The novel depicts three months in the life of Harry "Rabbit" Angstrom, a 26-year-old former high-school basketball player from Brewer, Pennsylvania who is trapped in a loveless marriage and a boring sales job, and his attempts to escape the constraints of his life.

Word of God says that this was written in response to On the Road. A film adaptation was released in 1970, directed by Jack Smight and starring James Caan as Rabbit. Updike later featured the character in three additional novels (Rabbit Redux, Rabbit Is Rich, and Rabbit at Rest).
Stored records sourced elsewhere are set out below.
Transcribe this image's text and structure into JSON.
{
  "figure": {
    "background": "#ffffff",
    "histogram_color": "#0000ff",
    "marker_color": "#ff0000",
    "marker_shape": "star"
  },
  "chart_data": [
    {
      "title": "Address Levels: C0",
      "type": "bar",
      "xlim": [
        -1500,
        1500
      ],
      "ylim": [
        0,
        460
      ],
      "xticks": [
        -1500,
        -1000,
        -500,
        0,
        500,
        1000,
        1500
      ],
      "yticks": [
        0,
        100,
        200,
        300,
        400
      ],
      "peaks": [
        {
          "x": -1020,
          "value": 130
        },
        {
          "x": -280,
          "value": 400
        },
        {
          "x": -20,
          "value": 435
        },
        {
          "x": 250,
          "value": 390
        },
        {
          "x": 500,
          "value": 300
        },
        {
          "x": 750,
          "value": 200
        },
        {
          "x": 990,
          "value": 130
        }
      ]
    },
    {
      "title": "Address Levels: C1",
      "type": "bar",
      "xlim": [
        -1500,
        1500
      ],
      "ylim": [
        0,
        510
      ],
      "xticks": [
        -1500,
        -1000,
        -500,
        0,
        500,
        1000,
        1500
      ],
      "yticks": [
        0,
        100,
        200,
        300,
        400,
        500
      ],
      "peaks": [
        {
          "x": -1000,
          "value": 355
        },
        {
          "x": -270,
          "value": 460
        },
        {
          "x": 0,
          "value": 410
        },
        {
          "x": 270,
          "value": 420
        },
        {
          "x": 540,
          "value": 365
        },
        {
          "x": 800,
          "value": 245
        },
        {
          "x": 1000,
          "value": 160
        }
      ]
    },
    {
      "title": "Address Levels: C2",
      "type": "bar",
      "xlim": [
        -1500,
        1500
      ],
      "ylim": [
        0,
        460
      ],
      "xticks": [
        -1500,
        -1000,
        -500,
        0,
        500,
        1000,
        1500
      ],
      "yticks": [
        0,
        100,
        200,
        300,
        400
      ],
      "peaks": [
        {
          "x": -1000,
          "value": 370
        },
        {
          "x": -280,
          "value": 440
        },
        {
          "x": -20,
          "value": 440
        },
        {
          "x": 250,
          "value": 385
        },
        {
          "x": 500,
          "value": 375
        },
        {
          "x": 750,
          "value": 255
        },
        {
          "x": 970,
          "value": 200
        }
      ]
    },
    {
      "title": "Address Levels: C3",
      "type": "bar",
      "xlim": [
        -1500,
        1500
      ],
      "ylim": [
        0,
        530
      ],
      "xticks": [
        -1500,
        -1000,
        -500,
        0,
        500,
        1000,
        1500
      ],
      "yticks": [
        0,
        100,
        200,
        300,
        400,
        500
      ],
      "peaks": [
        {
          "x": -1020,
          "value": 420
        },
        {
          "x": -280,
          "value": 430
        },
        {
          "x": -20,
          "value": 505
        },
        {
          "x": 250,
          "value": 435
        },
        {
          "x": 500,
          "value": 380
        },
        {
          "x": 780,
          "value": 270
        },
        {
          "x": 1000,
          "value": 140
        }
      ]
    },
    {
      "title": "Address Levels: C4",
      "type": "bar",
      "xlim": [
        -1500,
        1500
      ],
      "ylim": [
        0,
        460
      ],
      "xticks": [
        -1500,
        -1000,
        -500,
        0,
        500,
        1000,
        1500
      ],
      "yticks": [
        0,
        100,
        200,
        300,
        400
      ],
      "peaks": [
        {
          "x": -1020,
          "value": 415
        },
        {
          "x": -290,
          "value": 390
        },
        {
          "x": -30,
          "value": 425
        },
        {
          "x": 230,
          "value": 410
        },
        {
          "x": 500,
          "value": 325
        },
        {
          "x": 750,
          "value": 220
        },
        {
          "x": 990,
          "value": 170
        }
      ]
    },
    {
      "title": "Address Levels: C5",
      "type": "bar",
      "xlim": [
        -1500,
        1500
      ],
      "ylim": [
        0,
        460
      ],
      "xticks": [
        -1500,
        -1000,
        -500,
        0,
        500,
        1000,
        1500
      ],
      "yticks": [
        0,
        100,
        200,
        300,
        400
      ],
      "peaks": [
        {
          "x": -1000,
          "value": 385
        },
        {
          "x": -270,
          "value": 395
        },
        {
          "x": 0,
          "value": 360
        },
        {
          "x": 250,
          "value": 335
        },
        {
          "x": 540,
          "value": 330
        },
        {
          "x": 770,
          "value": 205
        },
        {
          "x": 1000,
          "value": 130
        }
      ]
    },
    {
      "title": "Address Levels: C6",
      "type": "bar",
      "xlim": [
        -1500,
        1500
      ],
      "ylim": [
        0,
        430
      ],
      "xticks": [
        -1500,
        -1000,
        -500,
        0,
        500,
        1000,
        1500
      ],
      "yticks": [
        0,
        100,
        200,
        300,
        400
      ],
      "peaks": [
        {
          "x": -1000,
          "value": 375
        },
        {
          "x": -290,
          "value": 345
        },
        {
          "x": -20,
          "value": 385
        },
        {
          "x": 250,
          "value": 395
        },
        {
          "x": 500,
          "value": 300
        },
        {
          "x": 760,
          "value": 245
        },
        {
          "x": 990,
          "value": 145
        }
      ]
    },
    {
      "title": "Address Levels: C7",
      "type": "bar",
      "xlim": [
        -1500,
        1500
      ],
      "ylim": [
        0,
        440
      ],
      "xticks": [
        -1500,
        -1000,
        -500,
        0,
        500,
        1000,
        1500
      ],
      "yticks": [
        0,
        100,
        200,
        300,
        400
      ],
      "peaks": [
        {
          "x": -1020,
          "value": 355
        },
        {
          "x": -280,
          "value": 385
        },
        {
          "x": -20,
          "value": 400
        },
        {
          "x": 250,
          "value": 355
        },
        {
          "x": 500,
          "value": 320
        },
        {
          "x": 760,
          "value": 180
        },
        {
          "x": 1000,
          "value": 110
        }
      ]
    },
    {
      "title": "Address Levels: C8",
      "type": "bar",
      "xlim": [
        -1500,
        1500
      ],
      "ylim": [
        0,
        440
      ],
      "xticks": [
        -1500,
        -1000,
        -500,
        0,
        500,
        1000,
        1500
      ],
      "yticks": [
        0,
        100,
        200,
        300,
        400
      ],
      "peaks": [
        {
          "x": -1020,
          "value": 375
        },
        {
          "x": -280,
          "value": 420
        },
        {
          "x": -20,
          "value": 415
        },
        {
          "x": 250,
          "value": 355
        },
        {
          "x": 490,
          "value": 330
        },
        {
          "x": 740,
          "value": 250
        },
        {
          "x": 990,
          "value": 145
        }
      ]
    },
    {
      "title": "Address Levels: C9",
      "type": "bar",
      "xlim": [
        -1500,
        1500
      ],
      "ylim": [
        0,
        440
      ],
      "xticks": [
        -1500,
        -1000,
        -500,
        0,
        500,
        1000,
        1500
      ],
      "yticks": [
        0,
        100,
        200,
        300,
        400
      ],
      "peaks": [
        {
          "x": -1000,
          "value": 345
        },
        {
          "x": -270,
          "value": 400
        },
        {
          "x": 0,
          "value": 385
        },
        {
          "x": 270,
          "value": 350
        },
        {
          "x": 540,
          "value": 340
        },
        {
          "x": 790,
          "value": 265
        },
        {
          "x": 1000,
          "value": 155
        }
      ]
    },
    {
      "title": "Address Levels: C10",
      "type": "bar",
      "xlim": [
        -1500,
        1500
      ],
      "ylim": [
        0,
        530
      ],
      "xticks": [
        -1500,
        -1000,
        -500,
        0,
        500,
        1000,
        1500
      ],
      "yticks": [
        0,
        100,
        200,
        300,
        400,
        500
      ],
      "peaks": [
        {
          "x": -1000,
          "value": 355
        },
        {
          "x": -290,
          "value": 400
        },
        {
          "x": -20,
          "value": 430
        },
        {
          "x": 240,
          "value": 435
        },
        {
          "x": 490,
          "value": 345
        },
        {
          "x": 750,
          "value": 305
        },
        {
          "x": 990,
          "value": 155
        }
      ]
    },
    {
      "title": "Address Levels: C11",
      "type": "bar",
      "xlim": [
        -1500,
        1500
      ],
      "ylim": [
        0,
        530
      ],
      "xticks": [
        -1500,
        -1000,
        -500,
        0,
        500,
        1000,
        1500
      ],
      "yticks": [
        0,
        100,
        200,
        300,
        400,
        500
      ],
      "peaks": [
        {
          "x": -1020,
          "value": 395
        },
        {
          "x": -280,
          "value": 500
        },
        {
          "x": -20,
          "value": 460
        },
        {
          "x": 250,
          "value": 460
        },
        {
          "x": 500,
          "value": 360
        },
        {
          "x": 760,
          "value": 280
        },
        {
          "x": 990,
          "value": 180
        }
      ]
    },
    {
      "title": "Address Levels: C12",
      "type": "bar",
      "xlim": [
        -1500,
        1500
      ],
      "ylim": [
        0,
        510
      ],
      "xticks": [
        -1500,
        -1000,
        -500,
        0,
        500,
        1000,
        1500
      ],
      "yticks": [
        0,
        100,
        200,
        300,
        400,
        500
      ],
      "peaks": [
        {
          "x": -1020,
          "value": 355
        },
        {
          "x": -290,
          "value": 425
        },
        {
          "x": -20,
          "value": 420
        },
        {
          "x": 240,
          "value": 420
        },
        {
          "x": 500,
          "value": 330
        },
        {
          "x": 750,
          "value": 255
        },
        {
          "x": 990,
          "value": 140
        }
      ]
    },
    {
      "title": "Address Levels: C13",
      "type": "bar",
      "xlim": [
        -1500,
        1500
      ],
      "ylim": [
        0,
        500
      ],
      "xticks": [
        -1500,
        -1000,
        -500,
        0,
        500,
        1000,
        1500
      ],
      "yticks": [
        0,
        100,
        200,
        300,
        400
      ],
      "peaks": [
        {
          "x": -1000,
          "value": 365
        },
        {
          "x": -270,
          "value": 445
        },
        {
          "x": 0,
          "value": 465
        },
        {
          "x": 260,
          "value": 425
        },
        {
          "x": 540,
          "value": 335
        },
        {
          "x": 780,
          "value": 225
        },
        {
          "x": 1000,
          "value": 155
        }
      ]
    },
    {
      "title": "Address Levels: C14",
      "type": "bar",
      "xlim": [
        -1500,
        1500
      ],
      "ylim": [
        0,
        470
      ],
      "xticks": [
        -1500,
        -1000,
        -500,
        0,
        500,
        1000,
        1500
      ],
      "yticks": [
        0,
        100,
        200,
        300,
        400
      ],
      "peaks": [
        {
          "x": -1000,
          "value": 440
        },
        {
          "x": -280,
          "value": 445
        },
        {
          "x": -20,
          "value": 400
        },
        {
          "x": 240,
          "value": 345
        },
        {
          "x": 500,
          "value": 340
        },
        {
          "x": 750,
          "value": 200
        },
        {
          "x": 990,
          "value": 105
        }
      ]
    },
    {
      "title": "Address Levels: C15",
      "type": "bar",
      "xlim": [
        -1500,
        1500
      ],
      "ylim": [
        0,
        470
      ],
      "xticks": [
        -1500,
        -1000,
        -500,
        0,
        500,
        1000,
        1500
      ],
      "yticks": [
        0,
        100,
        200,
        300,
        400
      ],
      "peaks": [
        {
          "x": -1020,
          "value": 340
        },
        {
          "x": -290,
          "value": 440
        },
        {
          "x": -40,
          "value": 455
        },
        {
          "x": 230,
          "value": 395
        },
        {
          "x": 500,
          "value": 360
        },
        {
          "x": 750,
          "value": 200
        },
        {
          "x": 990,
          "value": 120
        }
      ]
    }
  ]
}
Rabbit, Run contains examples of:

  • Alliterative Title: Along with all of its sequels.
  • Comic-Book Time: Averted. Each of the succeeding Rabbit novels was published roughly a decade after the previous one, and each depicts Harry having aged another ten years.
  • Domestic Abuse: Being the 1950s, neither Harry nor any other characters in the book think anything of him getting rough with his romantic partners when they displease him (or he's simply upset). Culminates in his sexually assaulting Janice, which leads to her getting drunk and accidentally drowning their infant daughter.
  • Everytown, America: Deconstructed. As Updike noted, "My subject is the American Protestant small-town middle class. I like middles. It is in middles that extremes clash, where ambiguity restlessly rules."
  • Glory Days: Harry is a former basketball star who peaked in high school. Eight years on, he still can't stop hanging out with his old coach and reminiscing about his glory days.
  • Jerkass: Harry isn't an easy character to like or root for. He's self-centered, small-minded, irresponsible, womanizing, and frankly terrible as a husband and father.
  • No Communities Were Harmed: The fictional Brewer is modeled on John Updike's home region of Berks County, Pennsylvania.
  • Soul-Sucking Retail Job: Harry works in a department store, selling a kitchen gadget called the MagiPeeler.